« Je continue à croire que toute ma carrière a été un accident. Je ne l’ai pas cherchée. J’ai encore l’impression parfois d’être une sorte d’escroc ». Ainsi parlait Benjamin Earl Nelson, alias Ben E. King, auteur d’un tube planétaire, adapté plus de cinq cents fois : Stand By Me. Sa mort, à 77 ans, survenue le 30 avril, a été officiellement annoncée 1e mai par son agent.
Ben E. King appartient à cette génération de Noirs Américains qui, dans un pays sauvagement ségrégationniste, allait trouver son salut à travers la chanson, en intégrant divers groupes vocaux dont le répertoire s’inspirait du gospel. Grandi à Harlem, il fait d’abord partie des Four B’s, avant de rejoindre « The Five Crowns », se produisant dans des théâtres comme le toujours mythique Apollo. C’est là que le chanteur rencontre le manager George Tradwell qui lui propose ainsi qu’à ses camarades de remplacer au pied levé les membres des Drifters. Ils deviennent The New Drifters et enchaînent un certain nombre de tubes, devenus de classiques comme There goes my baby, ou Save the last dance, popularisée en français par Mort Schuman sous le titre La dernière danse.
Le groupe plaît. Vend des disques. Remplit des salles. Mais l’un des membres découvre qu’ils sont honteusement exploités par leur manager. «On s’est rendu compte qu’on lui rapportait entre 3 et 5000 dollars par soir. Mais nous, on n’avait droit à 100 dollars par semaine ». Le chanteur monte au créneau pour ses camarades, mais n’obtient rien, sinon le droit d’aller chanter ailleurs. Dans le fond, une chance. Sa chance.
En 1960, Benjamin devient Ben E.King en signant chez Atlantic. Spanish Harlem, son premier titre phare atteint le top 10, avant de suggérer à son équipe artistique d’adapter Stand by me : un vieil hymne gospel, ultra populaire dans le sud des Etats-Unis et composé en 1905 par le révérend Charles Albert Tindley. Une première version pop avait été popularisée par The Staple Singers en 1955. Mais c’est celle de Ben E. King qui remporte le jackpot. Grace à l’arrangement que composent Jerry Lieber et Mike Stoller. Ils font s’ouvrir cet imparable slow par une ligne de basse, qui accroche immédiatement l’auditeur. La voix de Ben E. fait le reste. Bingo.

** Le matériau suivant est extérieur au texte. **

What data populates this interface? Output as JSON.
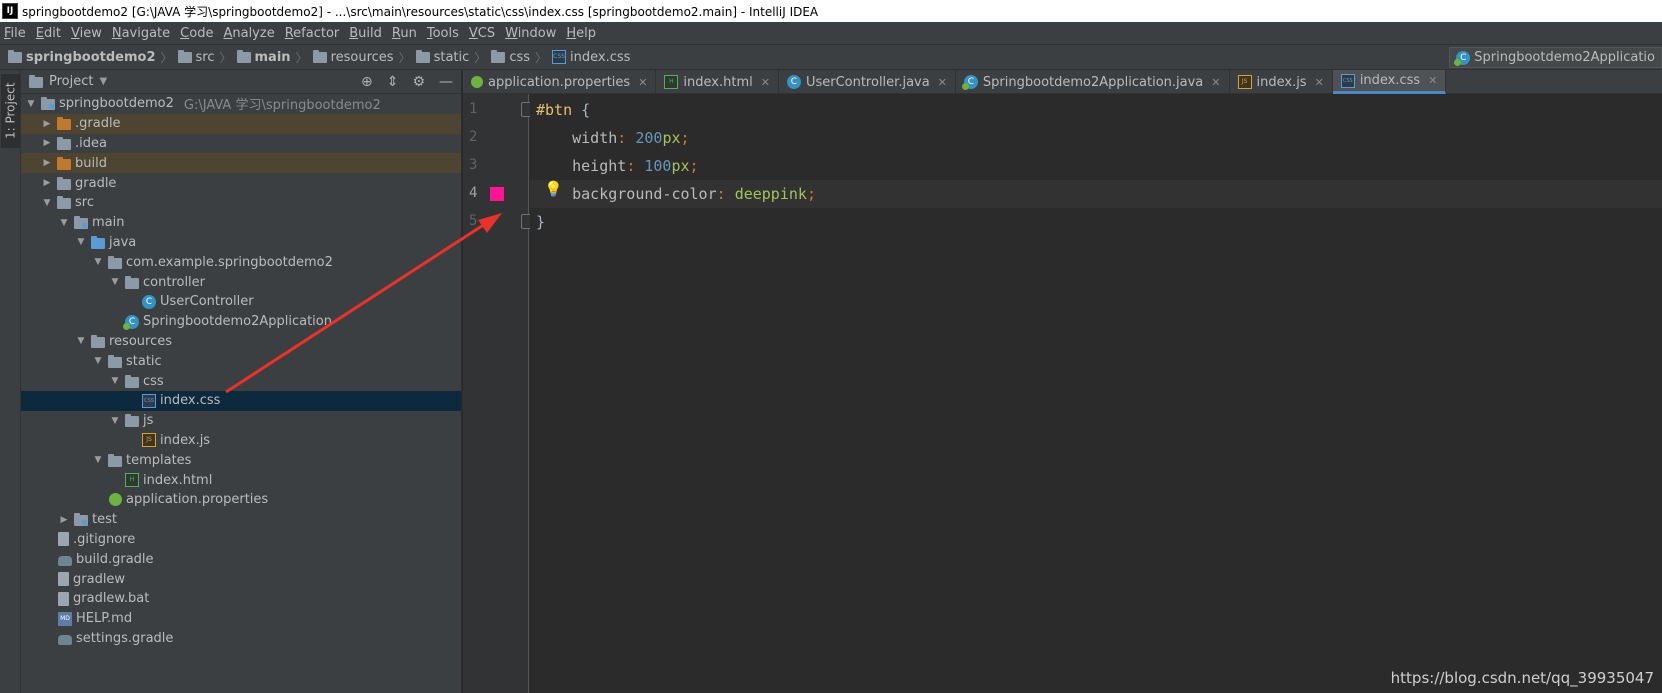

Deux ans plus tard, le boxeur Cassius Clay l’adapte à son tour. En 1975 c’est John Lennon qui remet Stand By Me au goût du jour, dans une version beaucoup plus rock. La préférée de Ben E. King qui se demandait par quel talent l’ex-Beatle était parvenu à se l’approprier « au point qu’elle sonne comme une de ses compositions ».
C’est cependant dans sa version italienne que le titre redeviendra un tube, sous le titre Preghero, chanté par le très populaire Adriano Celentano. Qui dans la foulée contribuera à ce que Ben E. King ne tombe pas tout à fait dans l’oubli, en redonnant vie à un autre de ses hits majeurs, Don’t play that song.
Sans répéter le succès, mais en tournant régulièrement et en se produisant régulièrement à Las Vegas, ce chanteur de fond, à l’abnégation rare, survivra aux années 70/80 qui voit naître d’autres musiques noires. L’avènement du rap et des musiques connexes le laisse désemparé. « Je suis triste pour les mômes d’aujourd’hui qui dominent l’industrie du disque. Ils dorment avec leurs lunettes de soleil, mangent du caviar dans des jets, mais ils ne ressentiront jamais ce que nous ressentions profondément en chantant ».